The view from the BBC
Monday, April 7, 2003 by Dave Winer.
Kevin Hinde is the Head of Technical Development at BBC News Interactive.
In The Paper of Record, 4/5/03, I wondered what was up at BBC re archives.
Mr Hinde's response follows.
Our archive of stories posted on BBC News Online goes back to November 1997, when we started publishing. As far as I know, all of those stories are still available at the same URL they were originally published to. We've had a few redesigns since then, and some of the older stories have missed out on the rebranding and still look, well, old; but we hope to fix that when we get a chance. We do maintain the archive if anyone finds any inaccuracies or errors.
We also have a showcase of BBC News stories broadcast on Radio and Television since 1950.
We're looking at better ways to give people access to our archived online content so thanks for the suggestion.
As for whether you can trust us -- I hope so. I think the way we're funded (in the UK, by public subscription) means that we're more likely to be trustworthy. Our business model for news is a public service model: essentially to make good content and give it away. People in the UK have already paid for the content we produce so it's not likely we would be allowed to charge them so see it a second time.

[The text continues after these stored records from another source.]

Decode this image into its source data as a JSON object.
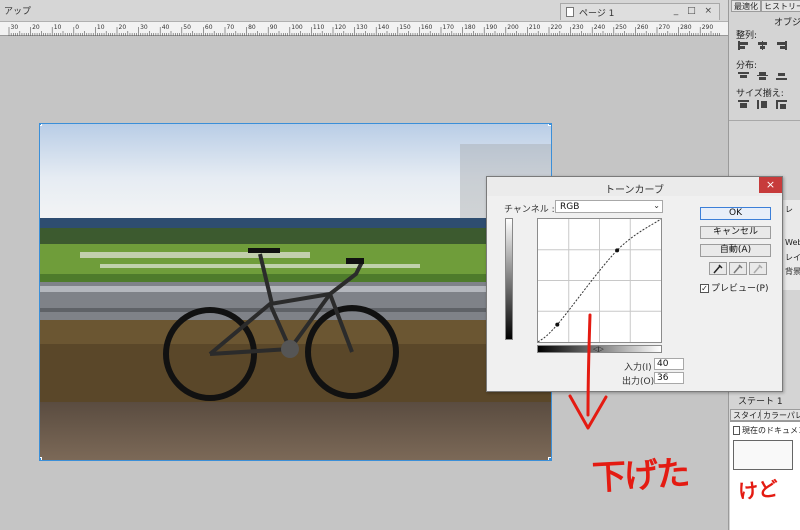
{
  "app": {
    "label": "アップ"
  },
  "document_tab": {
    "title": "ページ 1"
  },
  "ruler": {
    "ticks": [
      "30",
      "20",
      "10",
      "0",
      "10",
      "20",
      "30",
      "40",
      "50",
      "60",
      "70",
      "80",
      "90",
      "100",
      "110",
      "120",
      "130",
      "140",
      "150",
      "160",
      "170",
      "180",
      "190",
      "200",
      "210",
      "220",
      "230",
      "240",
      "250",
      "260",
      "270",
      "280",
      "290"
    ]
  },
  "right_panel": {
    "tabs": [
      "最適化",
      "ヒストリー"
    ],
    "section_title": "オブジェ",
    "align_label": "整列:",
    "distribute_label": "分布:",
    "size_label": "サイズ揃え:",
    "side_items": [
      "Web",
      "レイヤ",
      "背景"
    ],
    "state_label": "ステート 1",
    "style_tabs": [
      "スタイル",
      "カラーパレッ"
    ],
    "style_item": "現在のドキュメン"
  },
  "dialog": {
    "title": "トーンカーブ",
    "close": "×",
    "channel_label": "チャンネル :",
    "channel_value": "RGB",
    "input_label": "入力(I) :",
    "input_value": "40",
    "output_label": "出力(O) :",
    "output_value": "36",
    "ok_label": "OK",
    "cancel_label": "キャンセル",
    "auto_label": "自動(A)",
    "preview_label": "プレビュー(P)",
    "preview_checked": true,
    "curve_points": [
      [
        0,
        0
      ],
      [
        40,
        36
      ],
      [
        164,
        190
      ],
      [
        255,
        255
      ]
    ]
  },
  "annotation": {
    "text": "下げた",
    "small": "けど",
    "color": "#e41b12"
  }
}
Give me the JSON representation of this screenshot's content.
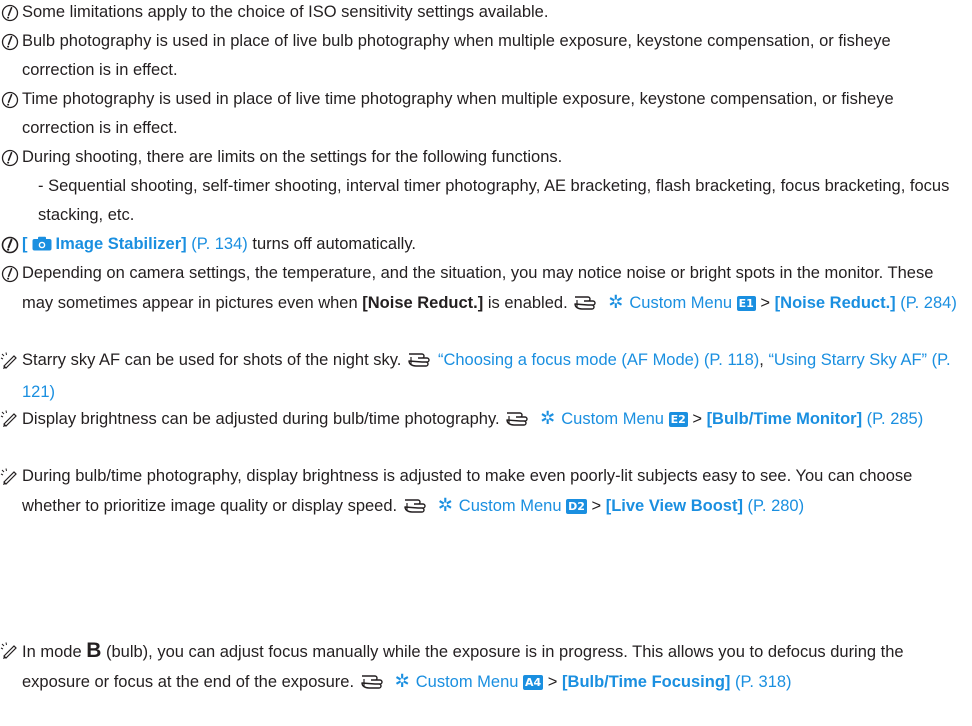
{
  "notes": [
    {
      "text": "Some limitations apply to the choice of ISO sensitivity settings available."
    },
    {
      "text": "Bulb photography is used in place of live bulb photography when multiple exposure, keystone compensation, or fisheye correction is in effect."
    },
    {
      "text": "Time photography is used in place of live time photography when multiple exposure, keystone compensation, or fisheye correction is in effect."
    },
    {
      "text": "During shooting, there are limits on the settings for the following functions.",
      "sub": "- Sequential shooting, self-timer shooting, interval timer photography, AE bracketing, flash bracketing, focus bracketing, focus stacking, etc."
    },
    {
      "bracket_open": "[",
      "label": "Image Stabilizer]",
      "page": "(P. 134)",
      "rest": " turns off automatically."
    },
    {
      "text": "Depending on camera settings, the temperature, and the situation, you may notice noise or bright spots in the monitor. These may sometimes appear in pictures even when ",
      "bold": "[Noise Reduct.]",
      "after": " is enabled.",
      "ref": {
        "menu": "Custom Menu",
        "tab": "E1",
        "sep": " > ",
        "item": "[Noise Reduct.]",
        "page": " (P. 284)"
      }
    }
  ],
  "tips": [
    {
      "text": "Starry sky AF can be used for shots of the night sky.",
      "link1": "“Choosing a focus mode (AF Mode) (P. 118)",
      "comma": ", ",
      "link2": "“Using Starry Sky AF” (P. 121)"
    },
    {
      "text": "Display brightness can be adjusted during bulb/time photography.",
      "ref": {
        "menu": "Custom Menu",
        "tab": "E2",
        "sep": " > ",
        "item": "[Bulb/Time Monitor]",
        "page": " (P. 285)"
      }
    },
    {
      "text": "During bulb/time photography, display brightness is adjusted to make even poorly-lit subjects easy to see. You can choose whether to prioritize image quality or display speed.",
      "ref": {
        "menu": "Custom Menu",
        "tab": "D2",
        "sep": " > ",
        "item": "[Live View Boost]",
        "page": " (P. 280)"
      }
    },
    {
      "pre": "In mode ",
      "mode": "B",
      "text": " (bulb), you can adjust focus manually while the exposure is in progress. This allows you to defocus during the exposure or focus at the end of the exposure.",
      "ref": {
        "menu": "Custom Menu",
        "tab": "A4",
        "sep": " > ",
        "item": "[Bulb/Time Focusing]",
        "page": " (P. 318)"
      }
    }
  ],
  "icons": {
    "caution": "caution-icon",
    "tip": "pencil-tip-icon",
    "ref": "pointing-hand-icon",
    "gear": "custom-menu-gear-icon",
    "camera": "camera-icon"
  },
  "colors": {
    "link": "#1a8fe0",
    "text": "#231f20"
  }
}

The situation worldwide is less clear - our distribution costs outside the UK are funded by the BBC's World Service, which is in turn funded by government grants. The idea of restricting access to our content outside the UK has been discussed in the past and it's always been rejected. Of course all that could change. The BBC does make money by selling videos, DVDs and tapes of its non-news content. If it turned out there were a viable market for news archive material abroad we might choose to enter it. There isn't, and from where I sit it doesn't seem likely, that those ideas will gain much of a toehold in the future. I think the people who make the decisions understand that restricting access to the archive would be counterproductive.
Larry Lessig came to give a talk a while ago and there's some serious interest in making much more of our non-commercial archive available under some kind of Creative Commons license.
Those last two paragraphs are my views; I hope they are the same as my employer's but this is a big place.